The authors note some caveats to their overall conclusions. One referred to previous studies in which CBD was administered to participants prior to intravenous THC, resulting in attenuated induction of psychotic symptoms and memory impairments; in these studies “relatively large doses of CBD” were used, and the authors say that they might have found similar effects in their own study if high doses had been used, though that would present difficulties in terms of inhalation.
Another caveat contrasts using a manufactured cannabis drug with using plants: “There are other mechanisms by which cannabis with higher CBD:THC ratios may be less harmful to users. The cannabis plant produces both THC and CBD (in their acid forms) from a precursor named cannabigerolic acid, which implies that a plant with a higher CBD:THC ratio will produce less THC than a THC-dominant one. The purported reduced risk from using high CBD varieties (cognitive impairment and psychosis) may thus not be an effect of the high CBD content, but due to the relatively low THC content.
“This issue could be addressed in studies with a similar design to the present one, but with experimental manipulation of the dose of THC, rather than of CBD. Lastly, the present study found that CBD did not acutely protect against the effects of THC—future studies should explore if the presence of CBD in cannabis may protect against the long-term harms of cannabis use.”
Throughout the article, the authors refer to previous research, showing how their own study is building on knowledge developed elsewhere.
The study was carried out at NIHR Wellcome Trust Clinical Research Facility at King’s College Hospital, London. Participants aged between 21 and 50 attended a baseline session, followed by four experimental visits, with a minimum one-week period between each visit; the average duration between experiments was 24 days. Participants were asked to avoid using cannabis and all other illicit drugs during the course of the study, including the periods between sessions. At each session, they inhaled vaporised cannabis, then after 15 minutes, participants undertook cognitive tasks for about 30 minutes. This was followed by assessments of ‘pleasurable responses’ using chocolate and music, then a 15-minute hospital walk (a task found to increase paranoia following THC in another study) during which participants had £2 to spend at the hospital shop, and were tasked with getting a receipt.
Time was allowed for lunch and for the intoxicating effects to wear off. When participants felt that at least 90% of the drug effect had subsided, they completed psychological questionnaires and a semi-structured clinical interview. The authors note “We have previously found that assessing participants after the maximal phase of acute intoxication has subsided increases the likelihood of them disclosing delusional thoughts or suspiciousness.”

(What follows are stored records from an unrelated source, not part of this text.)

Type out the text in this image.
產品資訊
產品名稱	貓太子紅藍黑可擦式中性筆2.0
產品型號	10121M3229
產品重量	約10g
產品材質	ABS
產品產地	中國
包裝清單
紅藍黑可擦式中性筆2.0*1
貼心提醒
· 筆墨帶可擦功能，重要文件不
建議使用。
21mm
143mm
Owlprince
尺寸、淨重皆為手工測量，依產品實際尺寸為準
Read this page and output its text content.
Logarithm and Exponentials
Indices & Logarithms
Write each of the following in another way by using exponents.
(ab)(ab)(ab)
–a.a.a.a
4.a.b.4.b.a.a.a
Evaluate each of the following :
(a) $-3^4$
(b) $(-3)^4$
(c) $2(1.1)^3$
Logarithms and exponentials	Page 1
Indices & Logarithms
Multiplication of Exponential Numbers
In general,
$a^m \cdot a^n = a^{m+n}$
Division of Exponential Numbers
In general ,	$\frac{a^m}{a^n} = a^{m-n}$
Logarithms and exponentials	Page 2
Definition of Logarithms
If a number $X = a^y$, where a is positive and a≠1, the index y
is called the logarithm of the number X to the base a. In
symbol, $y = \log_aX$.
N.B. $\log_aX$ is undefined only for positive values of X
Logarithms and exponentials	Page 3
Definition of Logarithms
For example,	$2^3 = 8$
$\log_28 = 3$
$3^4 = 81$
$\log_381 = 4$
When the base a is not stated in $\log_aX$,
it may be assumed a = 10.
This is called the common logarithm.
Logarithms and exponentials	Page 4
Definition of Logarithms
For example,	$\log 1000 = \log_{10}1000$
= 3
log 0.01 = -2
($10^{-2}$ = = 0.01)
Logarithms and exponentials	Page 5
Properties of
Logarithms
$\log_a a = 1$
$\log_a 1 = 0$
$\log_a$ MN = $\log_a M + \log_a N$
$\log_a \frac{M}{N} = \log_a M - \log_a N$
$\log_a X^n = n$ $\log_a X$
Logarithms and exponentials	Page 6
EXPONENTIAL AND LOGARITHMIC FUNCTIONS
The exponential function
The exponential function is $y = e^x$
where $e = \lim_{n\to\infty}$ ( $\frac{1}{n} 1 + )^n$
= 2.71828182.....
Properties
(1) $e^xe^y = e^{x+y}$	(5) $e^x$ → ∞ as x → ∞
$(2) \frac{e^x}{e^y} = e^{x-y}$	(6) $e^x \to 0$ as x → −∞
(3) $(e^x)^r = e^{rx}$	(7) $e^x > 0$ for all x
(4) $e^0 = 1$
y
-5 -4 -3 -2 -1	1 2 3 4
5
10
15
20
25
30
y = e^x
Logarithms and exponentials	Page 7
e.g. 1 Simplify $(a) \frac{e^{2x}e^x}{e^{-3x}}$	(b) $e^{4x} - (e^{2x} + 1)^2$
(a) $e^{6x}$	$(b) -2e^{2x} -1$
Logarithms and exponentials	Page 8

Of the 64 participants initially randomised, 12 dropped out due to the unpleasant effects of the drugs; the authors note the possilibity that those who completed the study may be less sensitive to the effects of THC. Six further participants were excluded for other reasons. “Of the participants who dropped out on their first visit significantly more dropped out after receiving 3:1, although there was no statistical difference between number of sessions stratified by visit and CBD:THC ratio,” the study notes.

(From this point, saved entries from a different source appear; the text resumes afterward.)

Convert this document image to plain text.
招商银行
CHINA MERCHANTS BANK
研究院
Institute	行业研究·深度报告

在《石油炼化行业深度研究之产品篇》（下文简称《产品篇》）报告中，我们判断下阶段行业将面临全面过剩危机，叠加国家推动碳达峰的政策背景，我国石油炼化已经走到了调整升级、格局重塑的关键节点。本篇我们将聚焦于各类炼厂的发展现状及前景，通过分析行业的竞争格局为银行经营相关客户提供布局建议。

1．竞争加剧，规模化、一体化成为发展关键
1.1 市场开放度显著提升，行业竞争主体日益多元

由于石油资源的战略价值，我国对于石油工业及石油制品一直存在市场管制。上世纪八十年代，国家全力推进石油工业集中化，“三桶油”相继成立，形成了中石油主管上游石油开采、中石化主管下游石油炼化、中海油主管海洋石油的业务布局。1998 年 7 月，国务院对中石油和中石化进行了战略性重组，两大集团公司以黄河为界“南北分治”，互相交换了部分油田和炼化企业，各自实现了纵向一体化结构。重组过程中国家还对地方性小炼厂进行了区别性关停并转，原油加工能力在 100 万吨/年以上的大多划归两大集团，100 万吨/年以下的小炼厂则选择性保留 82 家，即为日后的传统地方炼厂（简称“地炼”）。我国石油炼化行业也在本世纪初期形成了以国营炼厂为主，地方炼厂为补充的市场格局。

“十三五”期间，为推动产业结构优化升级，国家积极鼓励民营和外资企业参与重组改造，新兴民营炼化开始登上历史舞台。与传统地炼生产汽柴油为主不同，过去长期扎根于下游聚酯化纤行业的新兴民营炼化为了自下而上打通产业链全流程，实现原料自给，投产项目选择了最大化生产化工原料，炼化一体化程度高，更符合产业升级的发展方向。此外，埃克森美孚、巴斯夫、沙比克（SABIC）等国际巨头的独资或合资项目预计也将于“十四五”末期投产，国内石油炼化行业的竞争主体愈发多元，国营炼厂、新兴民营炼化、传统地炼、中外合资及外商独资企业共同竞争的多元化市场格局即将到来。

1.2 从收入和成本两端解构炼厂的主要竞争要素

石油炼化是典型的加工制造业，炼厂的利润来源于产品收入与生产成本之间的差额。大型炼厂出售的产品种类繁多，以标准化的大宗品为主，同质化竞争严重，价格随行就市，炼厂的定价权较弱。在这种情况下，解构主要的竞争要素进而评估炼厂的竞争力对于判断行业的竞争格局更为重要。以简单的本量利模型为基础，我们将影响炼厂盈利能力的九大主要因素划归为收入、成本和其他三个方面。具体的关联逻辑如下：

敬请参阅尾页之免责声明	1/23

The authors consider the sex-based responses of participants to this and other studies: “Previous studies have found that females experience similar subjective effects of cannabis to males at lower doses of THC, suggesting a greater sensitivity towards cannabinoids. However, in the present study, we found no additional differences when stratifying analyses by sex on any measure, across all CBD:THC ratios—suggesting that females and males respond the same to cannabis when administered the same dose. However, our study was not powered to explore sex differences and further studies with larger male and female subgroups may be needed to clarify if such differences exist.”